Serious business men (in those days it was only business men) sat in their spit and polished shoes and sensible overcoats, engrossed in The Wall Street Journal or The Philadelphia Inquirer. Conversation was held to a minimum. The dominant sound was the singsong strain of the wheels going clickety clack while the cars rocked gently back and forth, swaying languorously across the tracks below.
We knew the conductors on sight. We didn’t know their names, but we knew their distinctive ticket punches. Each punch was as unique as a fingerprint. Every conductor (and in those days it was only male conductors) had his own ticket punch, and each punch left a tiny cut out on your ticket of a distinctive size and shape, personal to that particular conductor. We knew that ticket punch as well as we knew the hair color and build of the conductor to whom it belonged. Tiny colored chads littered the floors of the trains like small bits of confetti, and the distinctive chads marked the locale of that particular conductor’s hole punching territory.
We shared a bond with the conductors, knowing them well as they worked the trains we took to and from school. It was an interesting relationship. The conductors neither considered themselves nor acted as babysitters to their young charges.
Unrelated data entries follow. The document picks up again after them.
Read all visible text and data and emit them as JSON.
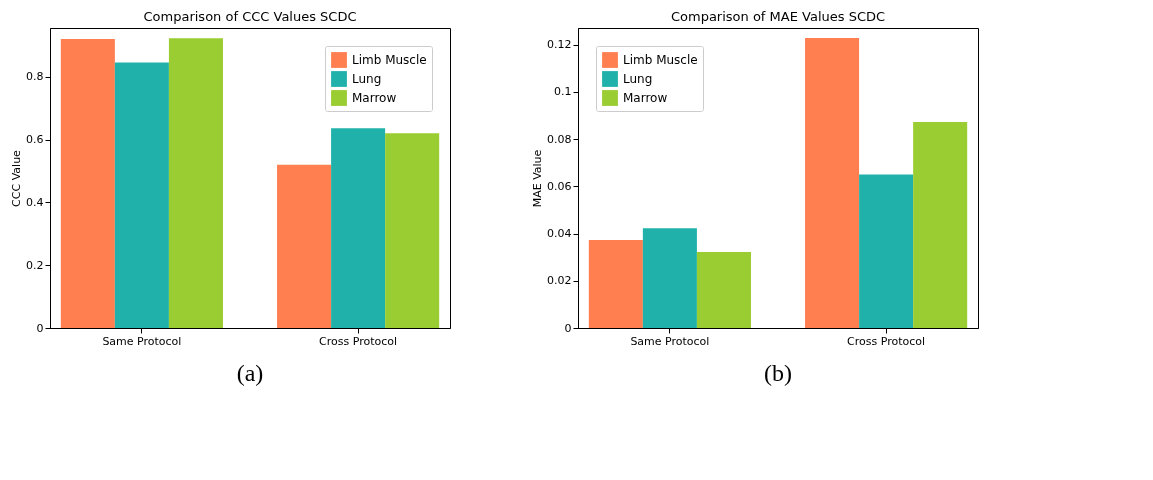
{
  "chart_data": [
    {
      "type": "bar",
      "title": "Comparison of CCC Values SCDC",
      "ylabel": "CCC Value",
      "categories": [
        "Same Protocol",
        "Cross Protocol"
      ],
      "series": [
        {
          "name": "Limb Muscle",
          "color": "#ff7f50",
          "values": [
            0.92,
            0.52
          ]
        },
        {
          "name": "Lung",
          "color": "#20b2aa",
          "values": [
            0.845,
            0.636
          ]
        },
        {
          "name": "Marrow",
          "color": "#9acd32",
          "values": [
            0.922,
            0.62
          ]
        }
      ],
      "ylim": [
        0,
        0.955
      ],
      "yticks": [
        0,
        0.2,
        0.4,
        0.6,
        0.8
      ],
      "legend": "top right",
      "grid": false,
      "annotations": [
        "(a)"
      ]
    },
    {
      "type": "bar",
      "title": "Comparison of MAE Values SCDC",
      "ylabel": "MAE Value",
      "categories": [
        "Same Protocol",
        "Cross Protocol"
      ],
      "series": [
        {
          "name": "Limb Muscle",
          "color": "#ff7f50",
          "values": [
            0.0373,
            0.1228
          ]
        },
        {
          "name": "Lung",
          "color": "#20b2aa",
          "values": [
            0.0422,
            0.065
          ]
        },
        {
          "name": "Marrow",
          "color": "#9acd32",
          "values": [
            0.0322,
            0.0872
          ]
        }
      ],
      "ylim": [
        0,
        0.127
      ],
      "yticks": [
        0,
        0.02,
        0.04,
        0.06,
        0.08,
        0.1,
        0.12
      ],
      "legend": "top left",
      "grid": false,
      "annotations": [
        "(b)"
      ]
    }
  ]
}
Oh, they might grab you by the scruff of the neck if you were about to leave behind a lunch box or a scarf for sure. But that was done dismissively, as if you had violated (as indeed you had) the basic premise of train travel — taking responsibility for your own surroundings and belongings, including that valuable weekly or monthly ticket that would get you to school the next day and the day after that.
The conductors affected a firm, slightly distant manner although a few favorites were more friendly. They had a job to do — collecting and punching tickets, and they did not fancy themselves hall monitors of the various uniformed masses that squirmed in and out of the banquette seats, shoving over-packed book bags underneath the Naugahyde seats. (Backpacks had not yet been popularized, and we used canvas book bags with heavily reinforced handles that yielded not a centimeter under the welterweight of notebooks, textbooks, pens, pencils, protractors, and slide rules that jammed the book bags to near bursting.)
Come summer, we bid goodbye to the avuncular ones, steady in the knowledge that they would greet us on the platforms as we boarded when September rolled around again. We said a more measured, formal farewell to the other conductors who might be a tad less friendly but were nevertheless co-inhabitants of our traveling, train universe.
Our early years as travelers on the Paoli local prepped us artfully for later years of more adventuresome travel. We learned, for instance, that conductors were trustworthy fonts of information about connecting trains, express trains, and how long until the next train would come along if you missed your stop and had to go back a station or two.
We likewise learned that no matter how similar their duties appeared from man to man, each conductor was an individual as distinct as his hallmarked ticket punch. And each unique ticket punch belonged to a distinctive, deep voice that declared, “Express to Center City; next stop 30th Street!” or “Watch your step! Watch your step!”
Whether due to the unique ticket punch, a booming baritone, or the no-nonsense approach to train travel, the conductors ensured that our slice of youthful train travel was safe and routine. Yet it held the whisper of adventure, a soupçon of the delectably ‘inconnu.” It was, after all, the essence of train travel writ small — with the promise of delightful discoveries yet to come.
So it was on the modest Paoli local that my love of train travel was born. There too the seed of wanderlust — that hunger for travel — was sown. It was a seed that would germinate into a lifelong love of travel, whether on foot, by bus or plane, or via the soothing lullaby of train travel’s clickety-clack and the swaying cradle of train cars eating up the miles beneath the rails.